To the chagrin of rights advocates and the United States, who maintain that all members should be elected by the 192-member world body, the African and Latin American regions nominated only as many candidate countries as they had seats to fill.

This means Africa will be represented by Zambia, Burkina Faso, Gabon and Ghana; Latin America and the Caribbean by Brazil, Argentina and Chile.

Despite the defeat of Sri Lanka, human rights advocates denounced the election results.

“Today’s elections … reduced the number of fully free democracies on the Council already in the minority,” said Anne Bayefsky, senior editor of a newsletter called EYE on the UN. “Human rights abusers will therefore continue to dominate the UN’s primary human rights body.”

The 3-year-old Human Rights Council replaces an earlier body that had become largely coopted by non- or nominal democracies, many of them widely perceived as rights abusers by the West.

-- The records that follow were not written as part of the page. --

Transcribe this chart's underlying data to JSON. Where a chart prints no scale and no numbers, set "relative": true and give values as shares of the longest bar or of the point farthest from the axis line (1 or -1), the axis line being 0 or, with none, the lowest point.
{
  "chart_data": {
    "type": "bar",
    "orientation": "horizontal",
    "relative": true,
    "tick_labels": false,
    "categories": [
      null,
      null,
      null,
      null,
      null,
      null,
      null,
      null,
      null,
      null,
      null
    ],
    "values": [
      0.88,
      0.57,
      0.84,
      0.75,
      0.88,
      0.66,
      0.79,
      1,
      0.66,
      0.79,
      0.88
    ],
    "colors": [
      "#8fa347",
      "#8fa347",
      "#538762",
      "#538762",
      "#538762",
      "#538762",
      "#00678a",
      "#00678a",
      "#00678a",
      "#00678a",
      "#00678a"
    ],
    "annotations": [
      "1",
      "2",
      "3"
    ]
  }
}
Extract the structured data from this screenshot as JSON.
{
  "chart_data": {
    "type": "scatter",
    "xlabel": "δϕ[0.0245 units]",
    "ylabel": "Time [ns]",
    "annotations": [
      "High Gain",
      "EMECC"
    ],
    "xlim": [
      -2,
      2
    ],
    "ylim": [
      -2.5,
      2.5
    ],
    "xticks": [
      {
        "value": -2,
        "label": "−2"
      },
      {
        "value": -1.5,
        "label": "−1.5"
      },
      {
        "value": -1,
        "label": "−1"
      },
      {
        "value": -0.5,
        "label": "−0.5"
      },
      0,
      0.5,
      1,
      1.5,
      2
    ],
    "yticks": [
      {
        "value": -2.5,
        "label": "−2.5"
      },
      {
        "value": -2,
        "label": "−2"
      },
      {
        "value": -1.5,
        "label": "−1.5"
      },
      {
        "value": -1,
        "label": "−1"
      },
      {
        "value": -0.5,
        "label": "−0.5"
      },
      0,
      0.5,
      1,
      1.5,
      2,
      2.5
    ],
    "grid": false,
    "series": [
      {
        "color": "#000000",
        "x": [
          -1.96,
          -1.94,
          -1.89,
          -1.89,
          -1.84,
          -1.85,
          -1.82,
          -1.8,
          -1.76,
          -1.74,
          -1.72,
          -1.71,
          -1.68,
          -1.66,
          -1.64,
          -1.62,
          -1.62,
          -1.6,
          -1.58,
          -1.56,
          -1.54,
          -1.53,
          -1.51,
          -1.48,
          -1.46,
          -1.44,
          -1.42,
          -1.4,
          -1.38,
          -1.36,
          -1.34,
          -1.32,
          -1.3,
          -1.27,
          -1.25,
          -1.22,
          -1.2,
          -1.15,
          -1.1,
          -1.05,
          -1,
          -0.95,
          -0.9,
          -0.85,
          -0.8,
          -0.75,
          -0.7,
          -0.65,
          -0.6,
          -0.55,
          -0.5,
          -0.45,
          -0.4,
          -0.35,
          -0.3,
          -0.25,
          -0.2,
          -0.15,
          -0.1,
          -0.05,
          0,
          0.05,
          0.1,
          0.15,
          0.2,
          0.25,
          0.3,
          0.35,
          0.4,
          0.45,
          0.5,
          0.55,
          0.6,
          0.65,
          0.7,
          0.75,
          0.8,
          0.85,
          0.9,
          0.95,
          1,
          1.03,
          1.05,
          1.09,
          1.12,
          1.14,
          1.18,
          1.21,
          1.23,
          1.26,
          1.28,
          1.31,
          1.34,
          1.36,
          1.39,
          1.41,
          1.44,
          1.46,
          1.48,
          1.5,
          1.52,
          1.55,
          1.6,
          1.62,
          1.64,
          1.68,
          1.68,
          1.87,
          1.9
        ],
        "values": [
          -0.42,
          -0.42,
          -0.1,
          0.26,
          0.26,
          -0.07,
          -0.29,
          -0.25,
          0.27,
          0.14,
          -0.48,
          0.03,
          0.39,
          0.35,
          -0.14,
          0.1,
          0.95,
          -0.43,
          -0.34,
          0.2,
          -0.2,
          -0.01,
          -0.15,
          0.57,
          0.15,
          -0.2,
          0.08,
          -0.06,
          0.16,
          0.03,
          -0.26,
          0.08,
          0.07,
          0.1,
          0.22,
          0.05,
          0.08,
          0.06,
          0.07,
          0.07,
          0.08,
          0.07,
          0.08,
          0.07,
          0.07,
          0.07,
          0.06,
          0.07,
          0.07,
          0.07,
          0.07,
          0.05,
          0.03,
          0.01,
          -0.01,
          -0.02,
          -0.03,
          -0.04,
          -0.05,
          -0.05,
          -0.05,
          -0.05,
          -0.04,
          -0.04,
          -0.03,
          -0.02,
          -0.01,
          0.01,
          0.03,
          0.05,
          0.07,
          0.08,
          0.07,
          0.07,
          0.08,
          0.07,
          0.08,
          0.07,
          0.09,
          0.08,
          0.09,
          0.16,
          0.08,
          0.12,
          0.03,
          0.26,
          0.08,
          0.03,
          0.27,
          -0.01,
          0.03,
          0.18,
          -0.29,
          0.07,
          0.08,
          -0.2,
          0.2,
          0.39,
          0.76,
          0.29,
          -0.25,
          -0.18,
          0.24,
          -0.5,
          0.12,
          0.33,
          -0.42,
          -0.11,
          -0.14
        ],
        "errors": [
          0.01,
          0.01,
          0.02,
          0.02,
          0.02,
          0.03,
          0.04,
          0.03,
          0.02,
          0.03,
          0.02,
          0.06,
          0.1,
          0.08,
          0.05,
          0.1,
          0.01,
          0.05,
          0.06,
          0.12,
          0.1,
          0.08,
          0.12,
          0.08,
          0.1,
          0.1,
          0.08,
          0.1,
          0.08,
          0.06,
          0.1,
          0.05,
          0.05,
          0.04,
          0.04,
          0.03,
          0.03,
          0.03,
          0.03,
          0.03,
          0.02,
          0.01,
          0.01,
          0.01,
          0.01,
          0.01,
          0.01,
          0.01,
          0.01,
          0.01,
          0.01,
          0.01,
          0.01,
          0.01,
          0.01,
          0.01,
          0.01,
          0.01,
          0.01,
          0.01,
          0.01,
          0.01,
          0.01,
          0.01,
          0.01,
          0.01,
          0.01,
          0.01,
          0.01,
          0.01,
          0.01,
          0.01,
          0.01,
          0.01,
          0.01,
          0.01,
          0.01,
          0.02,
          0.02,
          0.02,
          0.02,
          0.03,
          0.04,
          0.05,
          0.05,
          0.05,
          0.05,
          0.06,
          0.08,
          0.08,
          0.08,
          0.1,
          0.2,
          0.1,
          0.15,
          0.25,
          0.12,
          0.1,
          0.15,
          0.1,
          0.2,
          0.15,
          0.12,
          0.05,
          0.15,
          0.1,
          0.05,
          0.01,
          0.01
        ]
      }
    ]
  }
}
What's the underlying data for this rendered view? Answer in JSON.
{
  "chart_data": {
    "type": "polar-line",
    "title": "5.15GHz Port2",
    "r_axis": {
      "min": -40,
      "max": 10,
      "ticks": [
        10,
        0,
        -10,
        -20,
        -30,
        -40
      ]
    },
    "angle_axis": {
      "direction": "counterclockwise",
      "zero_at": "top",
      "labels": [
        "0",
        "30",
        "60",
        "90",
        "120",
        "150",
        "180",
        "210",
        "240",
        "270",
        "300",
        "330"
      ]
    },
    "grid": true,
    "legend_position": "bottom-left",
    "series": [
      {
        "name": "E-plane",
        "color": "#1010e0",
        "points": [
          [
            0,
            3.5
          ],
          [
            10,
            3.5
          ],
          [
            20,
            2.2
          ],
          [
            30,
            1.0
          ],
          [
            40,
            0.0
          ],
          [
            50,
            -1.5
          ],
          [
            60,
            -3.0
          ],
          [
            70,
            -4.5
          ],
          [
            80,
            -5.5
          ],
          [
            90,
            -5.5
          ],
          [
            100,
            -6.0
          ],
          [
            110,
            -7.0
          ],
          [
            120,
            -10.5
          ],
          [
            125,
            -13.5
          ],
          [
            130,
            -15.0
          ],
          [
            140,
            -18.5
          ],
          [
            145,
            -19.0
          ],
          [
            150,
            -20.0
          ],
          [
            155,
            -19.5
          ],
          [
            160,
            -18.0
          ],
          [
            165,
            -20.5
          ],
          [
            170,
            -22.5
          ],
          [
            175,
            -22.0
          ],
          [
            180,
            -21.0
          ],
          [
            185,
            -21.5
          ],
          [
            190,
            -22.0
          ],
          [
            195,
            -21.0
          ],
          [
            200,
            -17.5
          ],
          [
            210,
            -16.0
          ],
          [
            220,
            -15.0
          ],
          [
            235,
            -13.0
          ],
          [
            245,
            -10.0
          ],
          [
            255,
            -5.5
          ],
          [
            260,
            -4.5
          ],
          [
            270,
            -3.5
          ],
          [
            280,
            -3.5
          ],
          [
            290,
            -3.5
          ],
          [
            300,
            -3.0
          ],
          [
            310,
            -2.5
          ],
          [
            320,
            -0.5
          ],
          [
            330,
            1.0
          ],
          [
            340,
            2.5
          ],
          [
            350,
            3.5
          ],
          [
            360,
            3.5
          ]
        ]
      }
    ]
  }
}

The assembly agreed to impose stricter election standards than before and require all members to submit to a periodic public review of their own records on civil and political rights. These measures were designed to stock the 47-member rights commission with more upstanding nations.

With the re-election of Pakistan and the inclusion of dictatorships and family-dominated enterprises, the council is still not the beacon that many hoped for. Among the members routinely criticized by the non-governmental, non-partisan Freedom House: Saudi Arabia, China, Libya, Gabon and Zambia.

The United States, long a critic of the independent U.N. body, has refused to seek election to what Washington sees as a compromised institution unworthy of America’s participation.